[GH-ISSUE #7014] Better Tool Call parsing #30205

Closed
opened 2026-04-22 09:43:57 -05:00 by GiteaMirror · 6 comments
Owner

Originally created by @zly2006 on GitHub (Sep 28, 2024).
Original GitHub issue: https://github.com/ollama/ollama/issues/7014

Originally assigned to: @ParthSareen on GitHub.

Currently tool call patterns are defined in go templates. this is fine for cases e.g. in this comment. However, it is not ideal.

Problems

  1. Content loss

To say, the model responds this text:

Yes, I can help you compute 3+4 with python
<tool_call>
{"name":"python", "args": {"expr":"3+4"}}
</tool_call>

In this line, all content are removed. So if the model provided some information like the first sentence, it is ignored arbitrarily.

  1. Streaming

Tool calls does NOT support streaming, it only works when it got the full content. However we all know we can process for tool calls even dont know all content.

  1. Other format support

here, this function only supports json, shall we support other formats, for example XML, in the future?

Solution

TL;DR: For 1. and 2., we can use Aho–Corasick algorithm for parsing. Define the pattern such as @@json{name, args}@@ means {"name":"python", "args": {"expr":"3+4"}} (e.g. llama3.2) and the pattern <tool_call>@@json{name,args}@@</tool_call> could be used for the output above.

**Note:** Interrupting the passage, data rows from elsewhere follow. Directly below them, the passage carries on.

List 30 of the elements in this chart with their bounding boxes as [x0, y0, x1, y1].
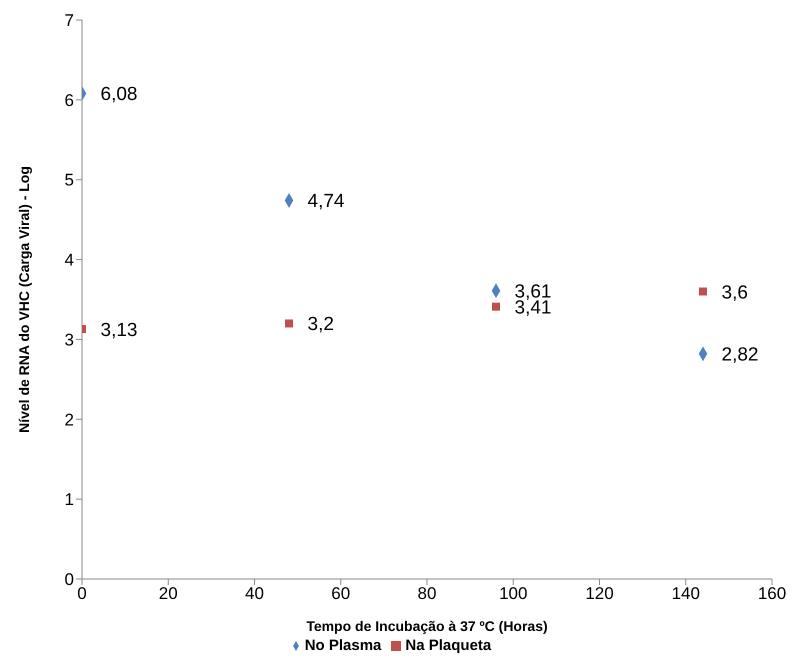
y-tick-label: 7 [64, 11, 74, 30]
point [285, 319, 293, 328]
y-tick-label: 0 [64, 570, 74, 590]
legend-label: No Plasma [304, 637, 382, 654]
x-tick-label: 60 [331, 584, 350, 604]
point [492, 302, 500, 311]
data-label: 4,74 [308, 191, 345, 212]
x-tick-label: 100 [499, 584, 528, 604]
y-tick-label: 4 [64, 250, 74, 270]
data-label: 6,08 [100, 84, 138, 106]
point [699, 288, 707, 296]
data-label: 2,82 [722, 344, 758, 366]
x-tick-label: 160 [758, 584, 786, 604]
x-tick-label: 0 [77, 584, 87, 604]
data-label: 3,6 [722, 282, 748, 304]
x-tick-label: 140 [672, 584, 700, 604]
y-tick-label: 1 [64, 490, 74, 510]
x-tick-label: 120 [585, 584, 614, 604]
y-tick-label: 5 [64, 170, 74, 190]
x-tick-label: 80 [418, 584, 436, 604]
data-label: 3,13 [100, 320, 138, 341]
x-tick-label: 20 [158, 584, 178, 604]
y-axis-title: Nível de RNA do VHC (Carga Viral) - Log [16, 166, 32, 433]
x-tick-label: 40 [245, 584, 264, 604]
data-label: 3,2 [308, 314, 334, 336]
legend-label: Na Plaqueta [405, 637, 492, 654]
y-tick-label: 2 [64, 410, 74, 430]
x-axis-title: Tempo de Incubação à 37 ºC (Horas) [306, 618, 548, 634]
y-tick-label: 3 [64, 330, 74, 350]
y-tick-label: 6 [64, 90, 74, 110]
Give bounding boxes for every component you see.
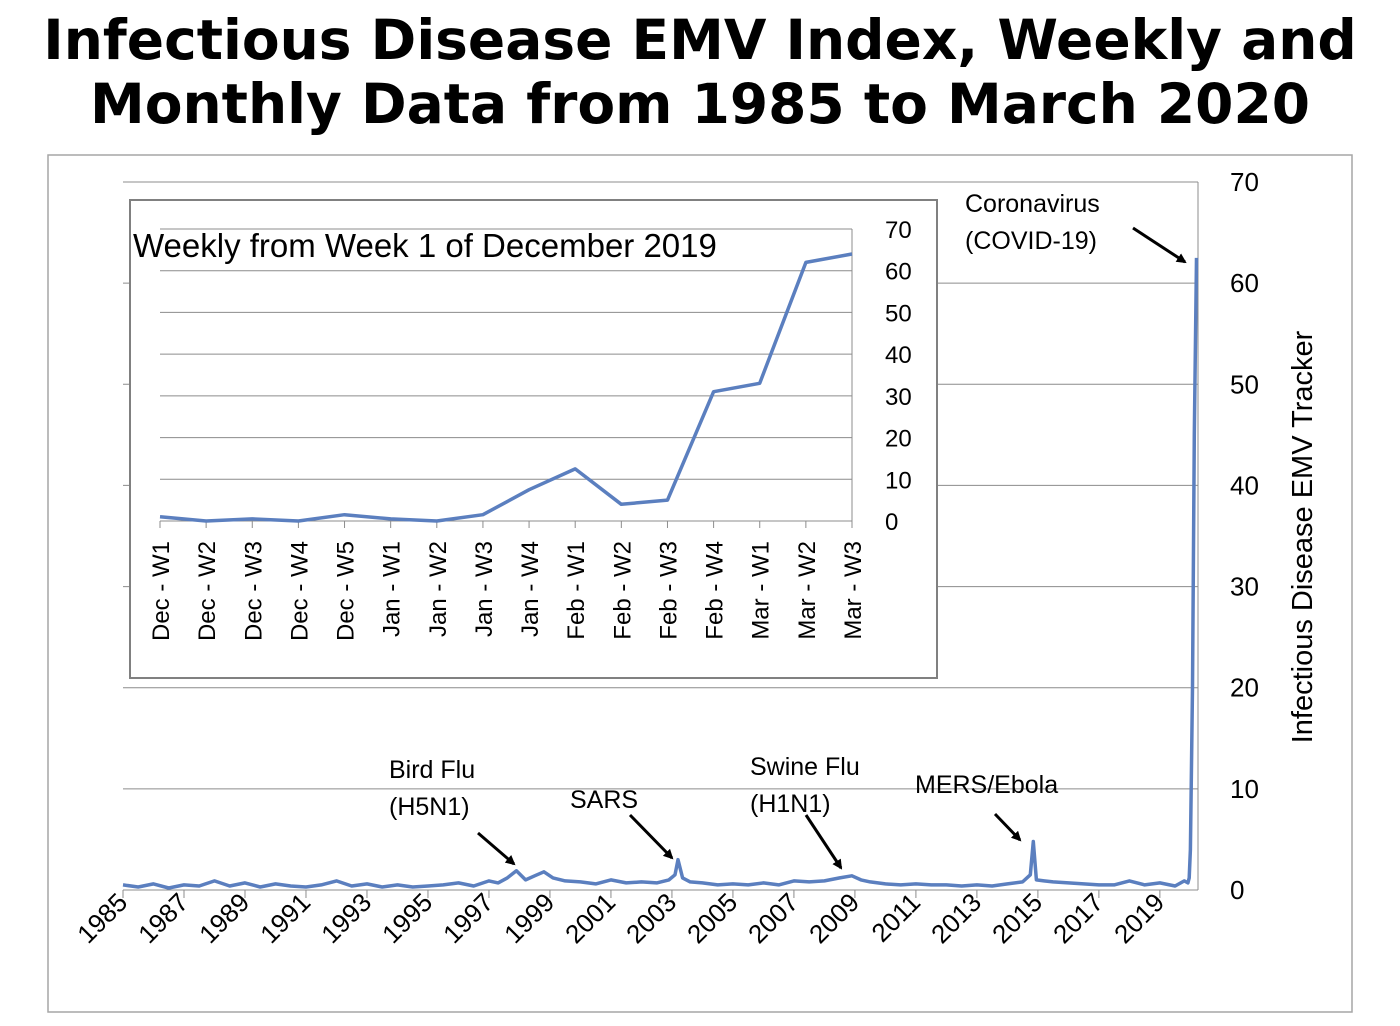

When you are not in stream mode we can still process it like a stream. So each time a token received from the state machine, we should do some process to see if the token is part of the tool call syntax. This fundamentally resolves the first problem, because we only remove the part of output that we are sure it is part of tool call.

So I think a state machine should be very nice to "guess" if it is a valid tool call. We should keep in mind that the model may also put out some normal jsons (e.g. user ask it to process a json file), so never regard a json as tool call arbitrarily, we are "guessing" it. When we got a new token, we try to match it with our state machine. If it matches successfully, it is possible a tool call, so dont send the token to the client and put on hold temporarily. When we reach the end of the pattern string, e.g. finally matched </tool_call> means it is a valid tool call, we can drop all tokens, otherwise, when the state machine fails to match, this json is not a tool call and it should be sent to the client, we then send all tokens and reset the state machine.

Then lets talk about the pattern string. I currently design it like regular expression, all chars not wrapped with @@ should be matched as is(spaces, \t \r and \n are allowed everywhere in pattern and match string and will be ignored). So <tool_call> and </tool_call> can be matched.

The model output is NOT reliable. When we test on the qwen model, it sometimes dont output <tool_call>, but a random token, though the json is still valid. for these situation we can use @<match as is>@? in the pattern string. for example
@<tool_call>@? @@json{name,args}@@ @</tool_call>@?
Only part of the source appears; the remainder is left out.